#1 Increase your Knee Drive:
While running utilise bringing your knees higher as this helps increase running economy and efficiency. Often we see quite a ‘stiff’ running pattern in those that visit us in the clinic. This forces the muscles of the back (especially the lower back) to become almost “over active” and doing more work than they should be doing. Simple wall drills and being more aware of your running stride can help alleviate some of the stiffness and discomfort in your lower back while running.

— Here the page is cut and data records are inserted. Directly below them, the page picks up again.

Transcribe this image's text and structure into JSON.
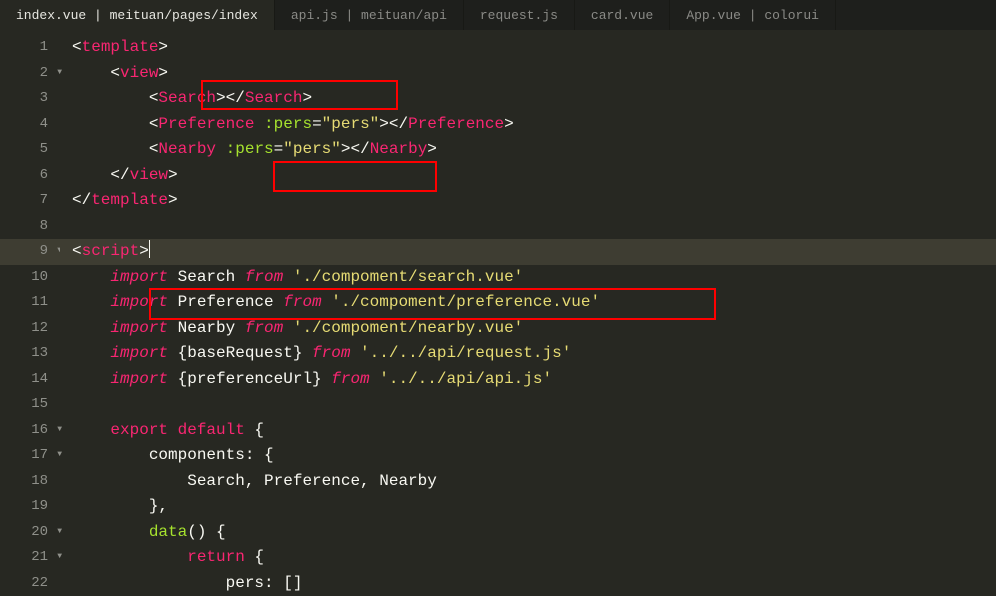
{
  "tabs": [
    {
      "label": "index.vue | meituan/pages/index",
      "active": true
    },
    {
      "label": "api.js | meituan/api",
      "active": false
    },
    {
      "label": "request.js",
      "active": false
    },
    {
      "label": "card.vue",
      "active": false
    },
    {
      "label": "App.vue | colorui",
      "active": false
    }
  ],
  "lines": {
    "l1": "1",
    "l2": "2",
    "l3": "3",
    "l4": "4",
    "l5": "5",
    "l6": "6",
    "l7": "7",
    "l8": "8",
    "l9": "9",
    "l10": "10",
    "l11": "11",
    "l12": "12",
    "l13": "13",
    "l14": "14",
    "l15": "15",
    "l16": "16",
    "l17": "17",
    "l18": "18",
    "l19": "19",
    "l20": "20",
    "l21": "21",
    "l22": "22"
  },
  "tok": {
    "lt": "<",
    "gt": ">",
    "lts": "</",
    "sp1": "    ",
    "sp2": "        ",
    "sp3": "            ",
    "sp4": "                ",
    "template": "template",
    "view": "view",
    "Search": "Search",
    "Preference": "Preference",
    "Nearby": "Nearby",
    "pers_attr": ":pers",
    "eq": "=",
    "pers_val": "\"pers\"",
    "script": "script",
    "import": "import",
    "from": "from",
    "SearchId": " Search ",
    "PreferenceId": " Preference ",
    "NearbyId": " Nearby ",
    "baseReq": " {baseRequest} ",
    "prefUrl": " {preferenceUrl} ",
    "p_search": " './compoment/search.vue'",
    "p_pref": " './compoment/preference.vue'",
    "p_nearby": " './compoment/nearby.vue'",
    "p_req": " '../../api/request.js'",
    "p_api": " '../../api/api.js'",
    "export": "export",
    "default": " default",
    "obrace": " {",
    "components": "components",
    "colon_brace": ": {",
    "comp_list": "Search, Preference, Nearby",
    "cbrace_comma": "},",
    "data": "data",
    "paren_brace": "() {",
    "return": "return",
    "obrace2": " {",
    "pers_arr": "pers: []"
  }
}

#2 Strengthen your Lower Back:
Contrary to common belief the back should be strengthened when injured or in discomfort. Often those in discomfort with their back will avoid certain movements as there is a belief that this may worsen the problem. The muscles of the back need to be resilient to absorb and produce forces and therefore should be treated like every other muscle in the body when it comes to preventing injury and increasing performance. Exercises such as deadlifts, lunging, “supermans” and bird-dogs are great ways of promoting strength in the back.
#3 Mobilise the Lower Back and Hips:
How many of you often feel tight or restricted in your movements during a run? This can sometimes be as a result of reduced mobility in the lumbar or thoracic spine and sometimes the hips too. If the spine is lacking in extension, flexion or rotation range it forces extra load on the other movements available at the joints above and below this particular area of reduced mobility. This can lead to discomfort, tightness and reduced power output. “Windmills”, sumo squats, side flexions and “cat camels” can help promote mobility in the lumbar spine and hips.